Mr Bell also credits the impact of a kind autumn and winter which gave good crop establishment, rooting and tillering to help secure his win in the annual Yield Enhancement Network (YEN) competition with an impressive 14.3 t/ha from a 2ha block in a field of KWS Orwell grown as a second cereal.
Alongside his agronomist, Iain Anderson, he also went on to out-perform most entries from across the UK to come ninth overall out of 250 cereal field entries.
“Even though the dull summer limited crop potential, it was definitely a good season for cereals,” said Mr Bell.
“Our barley responded particularly well to the more intensive management we gave it, staying very green throughout and showing no signs of stress at any stage. It was painfully slow to ripen, though.
“YEN is helping us better understand what winter barley needs and just what it can do for us if we manage it more like wheat. Our aim now is to apply the lessons we’ve learnt from the trial field across the whole farm so we can make the most of what has tended to be rather a Cinderella crop in many cases.”
A lack of sunshine was a concern through the spring and summer, but the bonus was a generally good grain set and gentle, prolonged ripening as the crop stayed very green well into July.
Mr Anderson, an agronomist at Agrii Tayforth, pointed out the very wet weather at the end of July and into early August delayed harvesting.
“Even with the robust PGR programme we employed, we had quite a bit of brackling by harvest,” he said.
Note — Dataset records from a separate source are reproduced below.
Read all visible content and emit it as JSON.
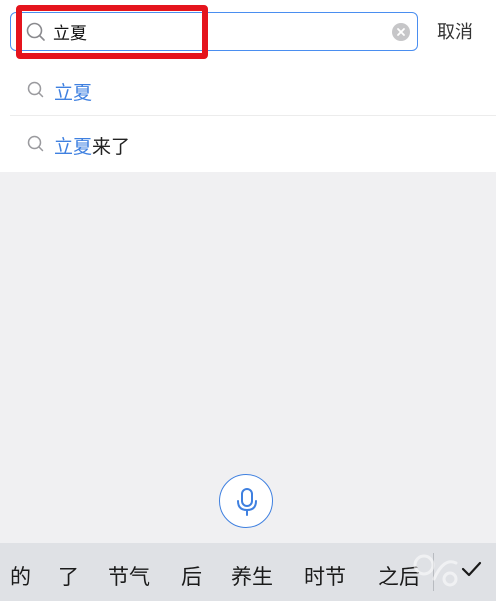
{
  "search": {
    "value": "立夏",
    "cancel_label": "取消"
  },
  "suggestions": [
    {
      "highlight": "立夏",
      "rest": ""
    },
    {
      "highlight": "立夏",
      "rest": "来了"
    }
  ],
  "candidates": [
    "的",
    "了",
    "节气",
    "后",
    "养生",
    "时节",
    "之后"
  ],
  "icons": {
    "search": "search-icon",
    "clear": "clear-icon",
    "suggestion": "search-icon",
    "mic": "microphone-icon",
    "confirm": "check-icon"
  },
  "colors": {
    "accent": "#3f80e0",
    "annotation": "#e5141d"
  }
}
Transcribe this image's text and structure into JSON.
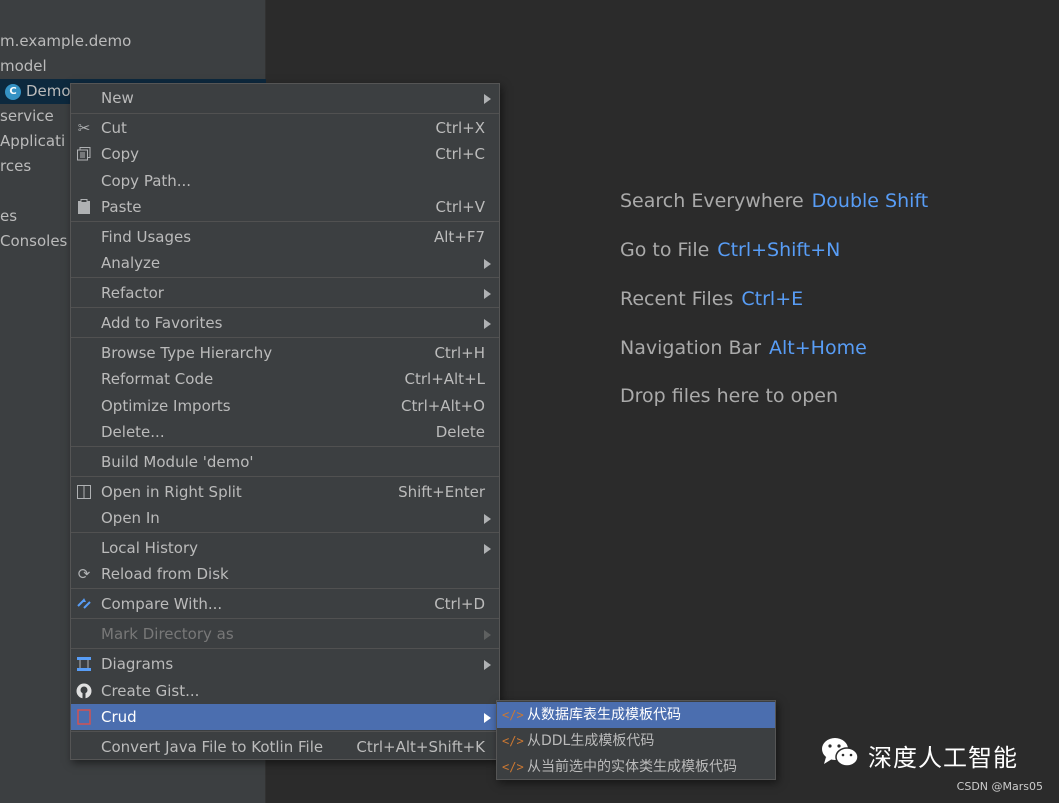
{
  "project_tree": {
    "rows": [
      {
        "text": "m.example.demo"
      },
      {
        "text": " model"
      },
      {
        "text": "Demo",
        "icon": "C"
      },
      {
        "text": " service"
      },
      {
        "text": " Applicati"
      },
      {
        "text": "rces"
      },
      {
        "text": ""
      },
      {
        "text": "es"
      },
      {
        "text": "Consoles"
      }
    ]
  },
  "editor_hints": [
    {
      "label": "Search Everywhere",
      "key": "Double Shift"
    },
    {
      "label": "Go to File",
      "key": "Ctrl+Shift+N"
    },
    {
      "label": "Recent Files",
      "key": "Ctrl+E"
    },
    {
      "label": "Navigation Bar",
      "key": "Alt+Home"
    },
    {
      "label": "Drop files here to open",
      "key": ""
    }
  ],
  "context_menu": {
    "items": [
      {
        "label": "New",
        "shortcut": "",
        "submenu": true,
        "icon": ""
      },
      {
        "label": "Cut",
        "shortcut": "Ctrl+X",
        "icon": "scissors-icon"
      },
      {
        "label": "Copy",
        "shortcut": "Ctrl+C",
        "icon": "copy-icon"
      },
      {
        "label": "Copy Path...",
        "shortcut": "",
        "icon": ""
      },
      {
        "label": "Paste",
        "shortcut": "Ctrl+V",
        "icon": "clipboard-icon"
      },
      {
        "label": "Find Usages",
        "shortcut": "Alt+F7",
        "icon": ""
      },
      {
        "label": "Analyze",
        "shortcut": "",
        "submenu": true,
        "icon": ""
      },
      {
        "label": "Refactor",
        "shortcut": "",
        "submenu": true,
        "icon": ""
      },
      {
        "label": "Add to Favorites",
        "shortcut": "",
        "submenu": true,
        "icon": ""
      },
      {
        "label": "Browse Type Hierarchy",
        "shortcut": "Ctrl+H",
        "icon": ""
      },
      {
        "label": "Reformat Code",
        "shortcut": "Ctrl+Alt+L",
        "icon": ""
      },
      {
        "label": "Optimize Imports",
        "shortcut": "Ctrl+Alt+O",
        "icon": ""
      },
      {
        "label": "Delete...",
        "shortcut": "Delete",
        "icon": ""
      },
      {
        "label": "Build Module 'demo'",
        "shortcut": "",
        "icon": ""
      },
      {
        "label": "Open in Right Split",
        "shortcut": "Shift+Enter",
        "icon": "split-icon"
      },
      {
        "label": "Open In",
        "shortcut": "",
        "submenu": true,
        "icon": ""
      },
      {
        "label": "Local History",
        "shortcut": "",
        "submenu": true,
        "icon": ""
      },
      {
        "label": "Reload from Disk",
        "shortcut": "",
        "icon": "reload-icon"
      },
      {
        "label": "Compare With...",
        "shortcut": "Ctrl+D",
        "icon": "compare-icon"
      },
      {
        "label": "Mark Directory as",
        "shortcut": "",
        "submenu": true,
        "disabled": true,
        "icon": ""
      },
      {
        "label": "Diagrams",
        "shortcut": "",
        "submenu": true,
        "icon": "diagram-icon"
      },
      {
        "label": "Create Gist...",
        "shortcut": "",
        "icon": "github-icon"
      },
      {
        "label": "Crud",
        "shortcut": "",
        "submenu": true,
        "highlighted": true,
        "icon": "crud-icon"
      },
      {
        "label": "Convert Java File to Kotlin File",
        "shortcut": "Ctrl+Alt+Shift+K",
        "icon": ""
      }
    ]
  },
  "crud_submenu": {
    "items": [
      {
        "label": "从数据库表生成模板代码",
        "highlighted": true
      },
      {
        "label": "从DDL生成模板代码"
      },
      {
        "label": "从当前选中的实体类生成模板代码"
      }
    ]
  },
  "watermark": {
    "text": "深度人工智能",
    "credit": "CSDN @Mars05"
  },
  "colors": {
    "accent": "#4b6eaf",
    "shortcut_key": "#589df6",
    "background": "#2b2b2b",
    "panel": "#3c3f41"
  }
}
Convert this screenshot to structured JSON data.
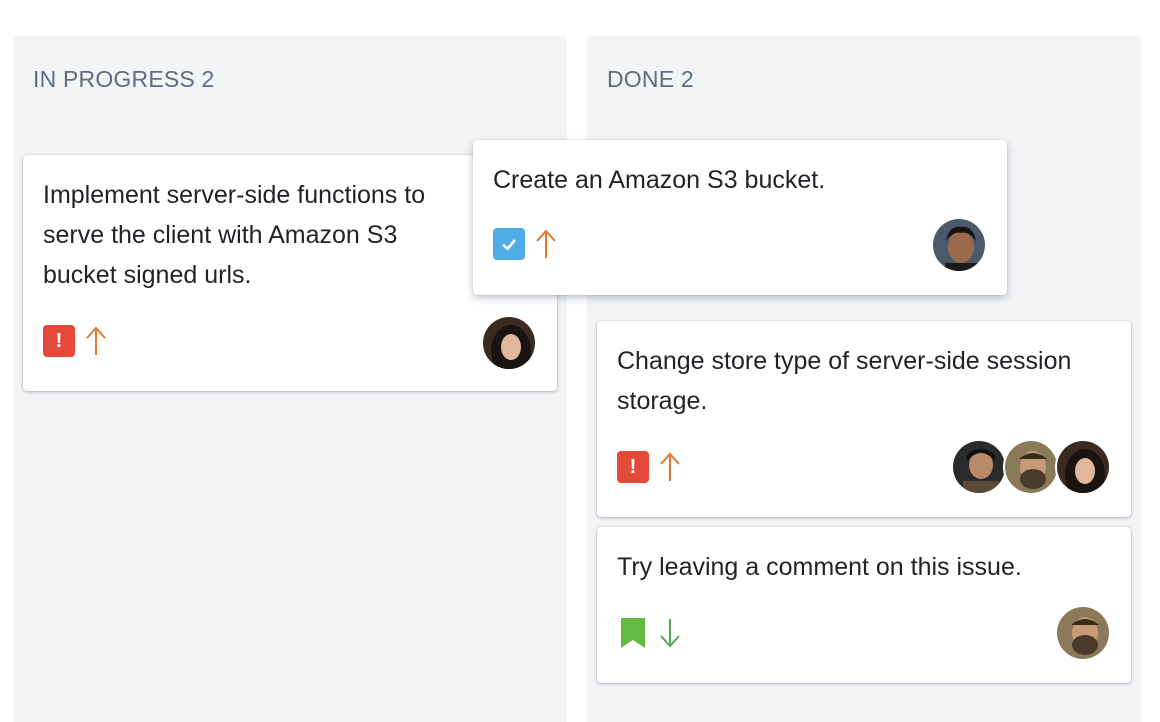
{
  "columns": [
    {
      "title": "IN PROGRESS 2"
    },
    {
      "title": "DONE 2"
    }
  ],
  "cards": {
    "card_1": {
      "title": "Implement server-side functions to serve the client with Amazon S3 bucket signed urls.",
      "type": "bug",
      "type_icon": "exclamation-icon",
      "type_color": "#e5493a",
      "priority": "high",
      "priority_icon": "arrow-up-icon",
      "priority_color": "#e07a2e",
      "assignees": [
        "avatar-woman-dark-hair"
      ]
    },
    "card_drag": {
      "title": "Create an Amazon S3 bucket.",
      "type": "task",
      "type_icon": "checkmark-icon",
      "type_color": "#4fade6",
      "priority": "high",
      "priority_icon": "arrow-up-icon",
      "priority_color": "#e07a2e",
      "assignees": [
        "avatar-man-curly-hair"
      ]
    },
    "card_2": {
      "title": "Change store type of server-side session storage.",
      "type": "bug",
      "type_icon": "exclamation-icon",
      "type_color": "#e5493a",
      "priority": "high",
      "priority_icon": "arrow-up-icon",
      "priority_color": "#e07a2e",
      "assignees": [
        "avatar-man-short-hair",
        "avatar-man-beard",
        "avatar-woman-dark-hair"
      ]
    },
    "card_3": {
      "title": "Try leaving a comment on this issue.",
      "type": "story",
      "type_icon": "bookmark-icon",
      "type_color": "#65ba43",
      "priority": "low",
      "priority_icon": "arrow-down-icon",
      "priority_color": "#57a55a",
      "assignees": [
        "avatar-man-beard"
      ]
    }
  },
  "bug_glyph": "!"
}
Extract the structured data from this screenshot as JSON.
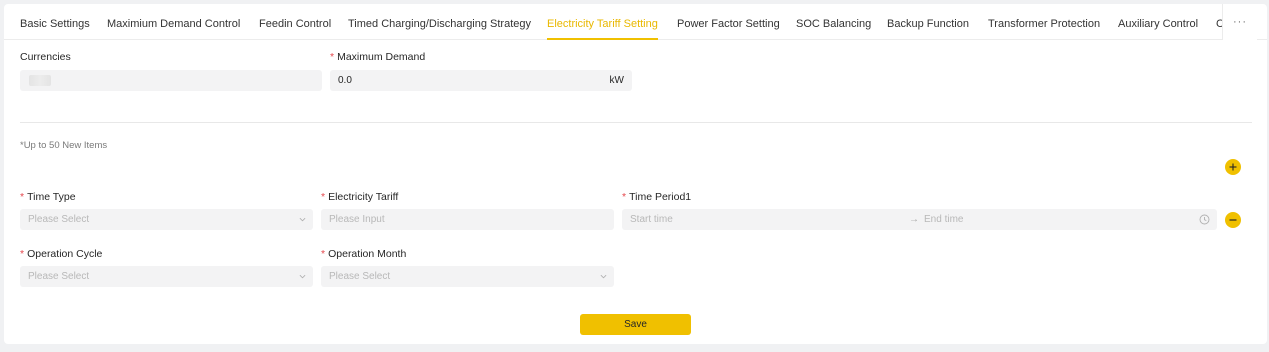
{
  "tabs": [
    {
      "label": "Basic Settings"
    },
    {
      "label": "Maximium Demand Control"
    },
    {
      "label": "Feedin Control"
    },
    {
      "label": "Timed Charging/Discharging Strategy"
    },
    {
      "label": "Electricity Tariff Setting",
      "active": true
    },
    {
      "label": "Power Factor Setting"
    },
    {
      "label": "SOC Balancing"
    },
    {
      "label": "Backup Function"
    },
    {
      "label": "Transformer Protection"
    },
    {
      "label": "Auxiliary Control"
    },
    {
      "label": "C"
    }
  ],
  "tab_more": "···",
  "top_form": {
    "currencies_label": "Currencies",
    "max_demand_label": "Maximum Demand",
    "max_demand_value": "0.0",
    "max_demand_unit": "kW",
    "required_mark": "*"
  },
  "note": "*Up to 50 New Items",
  "item": {
    "time_type_label": "Time Type",
    "time_type_placeholder": "Please Select",
    "tariff_label": "Electricity Tariff",
    "tariff_placeholder": "Please Input",
    "time_period_label": "Time Period1",
    "start_placeholder": "Start time",
    "arrow": "→",
    "end_placeholder": "End time",
    "op_cycle_label": "Operation Cycle",
    "op_cycle_placeholder": "Please Select",
    "op_month_label": "Operation Month",
    "op_month_placeholder": "Please Select"
  },
  "save_label": "Save",
  "colors": {
    "accent": "#f0c000",
    "required": "#e5484d"
  },
  "icons": {
    "add": "plus-circle-icon",
    "remove": "minus-circle-icon",
    "clock": "clock-icon",
    "chevron": "chevron-down-icon"
  }
}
Thank heavens we went with one of the shortest and strongest stemmed varieties on the RL and the dry spring didn’t tempt us to rein back on our spraying.
“The results also confirm the value of our decision to go for a five rather than traditional three spray programme, starting ahead of T0 and ending at T3. Splitting each of the normal T0 and T2 sprays into two applications allowed us to simplify our tank mixes to minimise stress on the crop. At the same time, it enabled us to optimise the timing of our PGRs, fungicides and foliar nutrition and match them to the needs of the crop at each stage.”
The duo’s performance and the yield’s proximity to the world field yield record of 13.8 t/ha held by New Zealand grower Warren Darling has now tempted them to raise the bar still higher.
Mr Bell said: “Who knows, maybe Iain and I will be able to have a crack at the world record at some stage. It would certainly be good to bring the title back home.”